Santa Monica’s Tacoteca has a lot of collaborative clout, with Umami Burger’s Adam Fleischman teaming up with Chef Ricardo Diaz (Guisados, Colonia Taco Lounge, Cook’s Tortas) to bring a refined Mexican street food concept to the westside. Tacos may be the title feature of this eatery, but make no mistake: its bar program steals the show. Several sips into one of head bartender Gilbert Marquez’s mezcal-based masterpieces, I heard myself utter the words, “We need to come here more often.” Coming from an eastsider, that's saying something. The tapas-style tacos are not to be missed—we enjoyed the grilled shrimp, seared ahi, lamb barbacoa and chorizo varieties—but they were hastily devoured as we shifted our focus entirely to Tacoteca’s liquid realm. If you’re a fan of mezcal, there are more than 90 to choose from, with mezcal flights also available. For skeptics, there’s always tequila, but we’d encourage you to experience the artistry of Marquez’s cocktails, which use unique and unexpected ingredients to either enhance or subdue the spirit’s signature smokiness. With an array of equally novel garnishes, you may even develop a taste for crickets.
Good for: If you live on the westside, congratulations—you just found your new post-work happy hour/date night spot. If you don’t, here’s a good excuse to meet up with those cross-town friends you’ve been neglecting. Just make sure someone else drives, because you’ll want to try every cocktail on the menu.
The scene: Tacoteca’s atmosphere is definitely more geared toward dining than drinking, with limited seating at the bar and table service everywhere else. Behind the bar, a fraction of the mezcal selection is on glimmering display as the bartenders create and disperse their magnificent concoctions to customers and servers. Framed tiles and beaded chandeliers accent the relatively minimalist space, where co-workers and friends casually drink up and chow down amid the dull roar of Latin music.

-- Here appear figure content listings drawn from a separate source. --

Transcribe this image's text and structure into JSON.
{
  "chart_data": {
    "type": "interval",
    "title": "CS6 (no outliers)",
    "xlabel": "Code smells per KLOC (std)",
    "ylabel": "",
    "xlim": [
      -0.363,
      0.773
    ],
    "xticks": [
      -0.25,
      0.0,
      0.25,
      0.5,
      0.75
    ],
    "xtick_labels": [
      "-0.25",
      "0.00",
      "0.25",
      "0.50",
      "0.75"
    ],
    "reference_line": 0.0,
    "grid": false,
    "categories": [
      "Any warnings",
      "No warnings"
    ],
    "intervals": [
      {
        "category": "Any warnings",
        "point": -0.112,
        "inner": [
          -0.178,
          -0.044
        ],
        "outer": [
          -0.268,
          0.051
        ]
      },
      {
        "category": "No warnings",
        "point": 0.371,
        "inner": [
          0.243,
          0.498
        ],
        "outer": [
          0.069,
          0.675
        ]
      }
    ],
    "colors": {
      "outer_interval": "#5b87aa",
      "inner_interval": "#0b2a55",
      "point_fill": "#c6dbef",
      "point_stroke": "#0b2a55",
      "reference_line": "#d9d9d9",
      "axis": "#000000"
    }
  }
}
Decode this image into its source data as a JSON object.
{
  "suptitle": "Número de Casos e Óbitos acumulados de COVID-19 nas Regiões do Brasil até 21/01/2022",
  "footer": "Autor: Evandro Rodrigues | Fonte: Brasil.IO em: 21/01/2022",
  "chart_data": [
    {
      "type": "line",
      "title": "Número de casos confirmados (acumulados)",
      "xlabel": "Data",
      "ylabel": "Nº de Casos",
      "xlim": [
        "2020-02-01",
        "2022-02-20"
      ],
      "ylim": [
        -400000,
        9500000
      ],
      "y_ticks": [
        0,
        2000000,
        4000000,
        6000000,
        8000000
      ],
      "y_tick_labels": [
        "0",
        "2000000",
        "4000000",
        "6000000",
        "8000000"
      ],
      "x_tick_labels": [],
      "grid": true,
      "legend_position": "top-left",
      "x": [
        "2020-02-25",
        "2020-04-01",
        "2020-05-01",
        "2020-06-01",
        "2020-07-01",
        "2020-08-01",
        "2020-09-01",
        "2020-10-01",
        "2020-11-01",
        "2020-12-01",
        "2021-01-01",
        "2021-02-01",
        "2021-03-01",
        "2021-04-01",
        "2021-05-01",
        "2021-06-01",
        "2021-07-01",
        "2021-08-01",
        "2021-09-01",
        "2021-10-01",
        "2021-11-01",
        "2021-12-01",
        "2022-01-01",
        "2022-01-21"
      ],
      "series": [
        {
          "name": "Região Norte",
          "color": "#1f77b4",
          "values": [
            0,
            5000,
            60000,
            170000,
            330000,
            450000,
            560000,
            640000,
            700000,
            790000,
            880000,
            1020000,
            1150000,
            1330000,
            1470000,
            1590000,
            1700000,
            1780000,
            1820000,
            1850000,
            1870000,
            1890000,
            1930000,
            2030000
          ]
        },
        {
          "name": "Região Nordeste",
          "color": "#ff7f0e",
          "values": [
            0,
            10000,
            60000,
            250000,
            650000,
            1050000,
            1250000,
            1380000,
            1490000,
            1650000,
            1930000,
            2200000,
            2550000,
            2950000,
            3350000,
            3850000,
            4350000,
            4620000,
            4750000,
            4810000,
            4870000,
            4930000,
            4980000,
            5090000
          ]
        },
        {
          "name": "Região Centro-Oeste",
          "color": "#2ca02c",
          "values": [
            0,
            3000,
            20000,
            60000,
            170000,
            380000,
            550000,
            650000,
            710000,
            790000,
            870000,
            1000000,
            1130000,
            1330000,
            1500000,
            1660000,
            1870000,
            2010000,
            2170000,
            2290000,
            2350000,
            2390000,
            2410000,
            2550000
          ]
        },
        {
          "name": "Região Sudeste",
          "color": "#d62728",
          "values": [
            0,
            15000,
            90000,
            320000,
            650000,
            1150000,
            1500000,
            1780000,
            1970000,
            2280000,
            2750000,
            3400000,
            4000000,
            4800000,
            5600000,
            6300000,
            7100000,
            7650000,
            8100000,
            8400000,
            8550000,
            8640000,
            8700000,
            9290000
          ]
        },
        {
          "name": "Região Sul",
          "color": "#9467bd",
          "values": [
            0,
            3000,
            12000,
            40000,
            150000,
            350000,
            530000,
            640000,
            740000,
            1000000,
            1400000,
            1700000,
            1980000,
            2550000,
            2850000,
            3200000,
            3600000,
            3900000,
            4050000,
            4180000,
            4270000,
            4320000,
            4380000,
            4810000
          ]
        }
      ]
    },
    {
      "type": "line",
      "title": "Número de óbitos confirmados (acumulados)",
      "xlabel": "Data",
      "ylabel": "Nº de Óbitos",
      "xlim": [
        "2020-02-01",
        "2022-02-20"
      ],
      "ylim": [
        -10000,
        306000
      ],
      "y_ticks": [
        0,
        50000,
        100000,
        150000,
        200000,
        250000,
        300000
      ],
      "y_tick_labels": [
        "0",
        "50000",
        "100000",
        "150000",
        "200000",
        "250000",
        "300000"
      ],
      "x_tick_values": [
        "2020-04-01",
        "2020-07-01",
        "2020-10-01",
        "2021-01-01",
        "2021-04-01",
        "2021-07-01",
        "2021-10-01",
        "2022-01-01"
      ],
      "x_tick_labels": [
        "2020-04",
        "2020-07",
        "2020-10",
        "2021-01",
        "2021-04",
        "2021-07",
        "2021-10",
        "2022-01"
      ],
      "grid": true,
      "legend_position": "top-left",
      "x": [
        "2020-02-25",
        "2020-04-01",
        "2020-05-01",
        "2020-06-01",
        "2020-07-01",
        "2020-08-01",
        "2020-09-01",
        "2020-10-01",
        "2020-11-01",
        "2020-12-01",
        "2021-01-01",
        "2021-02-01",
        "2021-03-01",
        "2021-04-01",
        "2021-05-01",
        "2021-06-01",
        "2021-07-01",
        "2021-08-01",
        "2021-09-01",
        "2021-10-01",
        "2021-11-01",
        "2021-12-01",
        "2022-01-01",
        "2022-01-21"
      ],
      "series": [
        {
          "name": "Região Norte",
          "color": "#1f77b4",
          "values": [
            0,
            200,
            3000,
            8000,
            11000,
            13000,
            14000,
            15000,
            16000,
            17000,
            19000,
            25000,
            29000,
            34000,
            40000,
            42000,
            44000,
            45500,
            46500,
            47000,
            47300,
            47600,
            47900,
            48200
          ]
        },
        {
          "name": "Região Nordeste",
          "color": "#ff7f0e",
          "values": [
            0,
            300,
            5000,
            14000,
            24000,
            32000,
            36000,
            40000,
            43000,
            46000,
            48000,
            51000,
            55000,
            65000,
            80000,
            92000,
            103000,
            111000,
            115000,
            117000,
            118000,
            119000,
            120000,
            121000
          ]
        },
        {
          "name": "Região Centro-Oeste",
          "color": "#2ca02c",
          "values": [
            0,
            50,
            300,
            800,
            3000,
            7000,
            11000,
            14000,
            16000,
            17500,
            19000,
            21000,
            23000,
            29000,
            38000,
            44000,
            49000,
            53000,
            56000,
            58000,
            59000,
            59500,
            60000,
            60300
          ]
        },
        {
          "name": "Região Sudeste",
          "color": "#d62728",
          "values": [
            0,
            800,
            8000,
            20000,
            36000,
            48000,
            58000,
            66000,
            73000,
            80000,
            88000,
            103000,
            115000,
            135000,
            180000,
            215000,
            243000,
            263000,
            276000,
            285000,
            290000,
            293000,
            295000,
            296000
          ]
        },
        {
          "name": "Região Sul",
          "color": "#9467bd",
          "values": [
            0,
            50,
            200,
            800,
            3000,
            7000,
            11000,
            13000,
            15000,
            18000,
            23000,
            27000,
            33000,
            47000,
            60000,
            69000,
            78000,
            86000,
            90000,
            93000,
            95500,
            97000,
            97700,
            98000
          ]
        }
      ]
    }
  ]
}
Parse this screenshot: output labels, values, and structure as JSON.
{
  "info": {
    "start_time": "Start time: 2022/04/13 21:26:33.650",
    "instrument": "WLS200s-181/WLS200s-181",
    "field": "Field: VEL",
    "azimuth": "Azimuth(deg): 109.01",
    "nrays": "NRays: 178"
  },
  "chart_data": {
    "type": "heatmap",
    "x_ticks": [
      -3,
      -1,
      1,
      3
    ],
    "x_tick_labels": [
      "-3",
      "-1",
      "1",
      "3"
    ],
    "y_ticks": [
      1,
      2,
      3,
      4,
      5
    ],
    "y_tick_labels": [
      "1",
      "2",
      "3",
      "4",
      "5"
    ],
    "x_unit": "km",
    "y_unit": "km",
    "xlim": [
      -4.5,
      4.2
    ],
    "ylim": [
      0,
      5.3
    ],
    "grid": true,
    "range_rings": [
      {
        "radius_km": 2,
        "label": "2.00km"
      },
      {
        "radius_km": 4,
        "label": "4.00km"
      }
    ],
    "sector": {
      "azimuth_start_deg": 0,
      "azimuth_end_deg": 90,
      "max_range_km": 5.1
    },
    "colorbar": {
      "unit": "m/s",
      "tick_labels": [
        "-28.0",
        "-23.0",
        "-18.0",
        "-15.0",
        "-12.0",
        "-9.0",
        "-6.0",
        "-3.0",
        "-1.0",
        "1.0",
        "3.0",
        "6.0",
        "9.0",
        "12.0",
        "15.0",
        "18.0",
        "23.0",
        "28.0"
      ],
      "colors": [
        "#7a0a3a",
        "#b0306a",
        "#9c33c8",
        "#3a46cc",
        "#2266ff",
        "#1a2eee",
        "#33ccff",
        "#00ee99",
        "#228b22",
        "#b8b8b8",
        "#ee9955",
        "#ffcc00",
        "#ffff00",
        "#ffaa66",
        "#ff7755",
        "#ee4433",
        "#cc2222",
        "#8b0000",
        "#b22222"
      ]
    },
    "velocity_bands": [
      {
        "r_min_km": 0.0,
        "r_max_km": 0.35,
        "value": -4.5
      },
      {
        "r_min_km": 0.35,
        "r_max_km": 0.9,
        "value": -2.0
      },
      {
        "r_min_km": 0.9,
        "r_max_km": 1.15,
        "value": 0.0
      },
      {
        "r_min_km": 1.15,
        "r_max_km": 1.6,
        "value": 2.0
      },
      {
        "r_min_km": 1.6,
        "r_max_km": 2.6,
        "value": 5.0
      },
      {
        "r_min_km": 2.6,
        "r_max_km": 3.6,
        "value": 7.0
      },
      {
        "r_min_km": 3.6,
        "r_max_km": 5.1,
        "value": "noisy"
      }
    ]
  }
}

Drink this: Starting on the smoke-heavy side of the spectrum is the La Bruxa ($13), an unexpectedly spicy combination of jalapeno-infused mezcal, banana, cilantro and lime. The addition of activated charcoal not only embraces the “campfire” flavor often associated with mezcal, but also gradually sifts down from the top of the drink to create a delicate two-tone effect. The manly Mexican Standoff ($13) spares any such theatrics, going straight for the jugular with a strong punch of mezcal, aged rum and house-made falernum bitters. Heading into lighter territory we discovered our favorite drink of the night, the indescribable Aguacatero ($13). An iridescent pale green creation made with mezcal, green chartreuse, lime and avocado, it had a smoothness and earthy flavor unlike anything we’ve tasted in recent memory, including the cricket garnish. Almost as enticing was the Santa Vera ($12) a subtly sweet blend of mezcal, aloe liqueur and homemade pistachio orgeat topped with meringue. Decadent, dessert-like, yet surprisingly light, it’s an excellent way to round out your mezcal education.
Our Tip: For an extra $2, you can order an orange slice with crickets and worm salt, smoked spiced chocolate or cucumber and tajin to accompany your mezcal. Ask your server or bartender for recommendations on what pairs best with what you’re drinking. And for God’s sake: sip it, don’t shoot it.